First it was the crisis in South East Asia. Now it is meltdown in Russia's financial system that is spreading panic in global markets. The lesson from Asia is that what may start with currency collapse swiftly and inevitably translates into damage for the real economy of production, output and jobs. For Russia that process has already begun.

The Asian crisis too began with an assault on foreign exchange markets. It led off in earnest a year ago with a speculative attack on the Thai baht. Currency instability has since spread among the former Asian tigers, bringing in its wake full-blown economic downturn.

In Indonesia, where financial crisis has been compounded by political upheaval, economic output is expected to fall by 15% this year alone. Others are expected to follow its plunge into deep recession, with estimates that economies may shrink by as much as 8%. Air transport is already feeling the consequences.

Although the biggest European carriers do not yet have a clear fix on the direct effects of the Russian crisis, one immediate consequence will be to dent the lucrative business market to the former Soviet Union. Russian contagion could also clearly hurt business in Eastern Europe, but its indirect impact may be much wider, with repercussions as far flung as Latin America. The stability of financial markets, from Venezuela to Brazil and Argentina, has been undermined by the fallout from Russia, which has dampened commodity prices from oil to coffee.

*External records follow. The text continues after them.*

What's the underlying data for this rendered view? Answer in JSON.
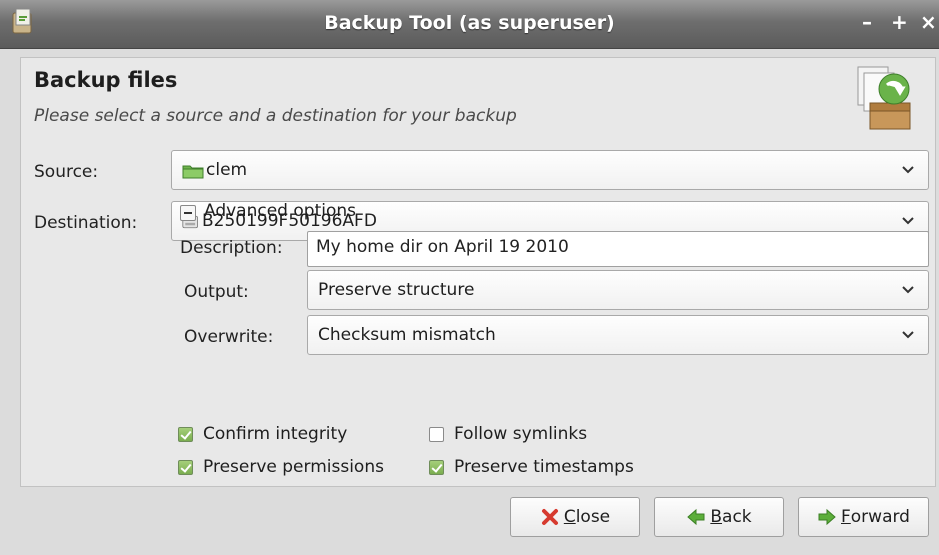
{
  "window": {
    "title": "Backup Tool (as superuser)",
    "controls": {
      "minimize": "–",
      "maximize": "+",
      "close": "×"
    }
  },
  "header": {
    "title": "Backup files",
    "subtitle": "Please select a source and a destination for your backup",
    "icon": "backup-box-icon"
  },
  "form": {
    "source": {
      "label": "Source:",
      "value": "clem",
      "icon": "folder-icon"
    },
    "destination": {
      "label": "Destination:",
      "value": "B250199F50196AFD",
      "icon": "drive-icon"
    },
    "advanced": {
      "label": "Advanced options",
      "expanded": true
    },
    "description": {
      "label": "Description:",
      "value": "My home dir on April 19 2010"
    },
    "output": {
      "label": "Output:",
      "value": "Preserve structure"
    },
    "overwrite": {
      "label": "Overwrite:",
      "value": "Checksum mismatch"
    },
    "options": [
      {
        "label": "Confirm integrity",
        "checked": true
      },
      {
        "label": "Follow symlinks",
        "checked": false
      },
      {
        "label": "Preserve permissions",
        "checked": true
      },
      {
        "label": "Preserve timestamps",
        "checked": true
      }
    ]
  },
  "buttons": {
    "close": {
      "mnemonic": "C",
      "rest": "lose",
      "icon": "red-x-icon"
    },
    "back": {
      "mnemonic": "B",
      "rest": "ack",
      "icon": "green-left-arrow-icon"
    },
    "forward": {
      "mnemonic": "F",
      "rest": "orward",
      "icon": "green-right-arrow-icon"
    }
  },
  "colors": {
    "titlebar": "#6e6e6e",
    "checkbox_on": "#7aad4f",
    "arrow_green": "#5cae3a",
    "close_red": "#d63a2f"
  }
}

But the crisis may not be all bad news, at least for western companies. One of the less reported consequences of the Asian crisis has been a flight to the quality and perceived security of established world players. Western banks are already benefiting as concerns mount over the reliability of local Asian institutions. This flight to quality is also taking to the skies. While the Asia-Pacific carriers such as Garuda Indonesia have been wrestling with a downward spiral of traffic and revenues, western airlines have, in the main, been able to maintain or even increase their loads.

In part it is simply a case of smart business practice. Unlike the local carriers, major international airlines have the ability to pick and chose between their Asian routes, focusing only on those that remain profitable. Yet the western carriers also appear to have benefited from a drift of passengers, especially at the premium end of the market, away from struggling local airlines.

Kyle Davis, vice-president of American Express Purchasing Management Group (Europe) believes that "-all the ingredients are in place for fare increases" on premium air fares. Demand for long haul travel continues to grow, fuelled by globalisation of world markets, while supply remains "severely constrained", not least by the barriers in place against new competition.

Events in Asia illustrate this situation well. Demand for travel to Asia has been bolstered as western corporations hope to take advantage of the region's weak economies by looking for new business opportunities. US financial institutions, for instance, have taken the chance to gain a strong foothold in the Japanese market, which for decades was impenetrable. "Airlines responded to the crisis in Asia by reducing the number of flights rather than lowering prices," says Davis. He now believes that business travel has stabilised and "-looks poised to rise, at least until the end of the year".

Whether the prospects are so good for Russia remains questionable. For the time being, at least, commerce with Moscow will hold up as western corporations struggle to protect their extensive inward investments. Airlines such as British Airways have reported a loss of group and leisure traffic since the crisis, but have seen business travel pick up.

It is clear, however, that, after the moratorium on debt declared by the Yeltsin administration, confidence has been badly shattered and the long term impact could be serious. Analysts are calling for radical changes of direction in Moscow before there can be any prospect of a restoration of confidence. The breakdown of the banks, in the view of some, is leading to a breakdown in the entire mechanism of trade finance, causing a disastrous stop to the flow of imports.

The Russian authorities have spent most of the past decade attempting to establish the rouble as a serious tradable currency - not only with institutions, but with the public. Those efforts have now perished, bringing back the threat of hyper-inflation. The decision to explore a currency board approach, used in emergencies by nations from Argentina to Indonesia, is a last ditch attempt to restore stability.

The short term implications of economic collapse are clear enough for anyone flying into the region, but it may be the indirect fallout from this crisis in world markets that eventually causes more damage to the world airline industry.

In western Europe, where interest rates remain low and growth robust ahead of the launch of the euro at the start of 1999, damage should be limited. Eastern European could also suffer, although they have turned increasingly westward, seeking to disengage from the former Soviet Union. LOT and Malev, for example, have code-share deals in place with BA.

Far more important will be Russia's knock-on effect. Latin America is particularly vulnerable because, like Russia, its exports are based largely on natural resources. Moreover, financial markets have been inherently unstable, which means that the current down draught on global markets could deliver an especially heavy blow to output and growth.

Concerns about Latin American problems have already fed through to Spain. The ripples from Russia will be global, and this time - in contrast with Asia - western airlines are more likely to suffer.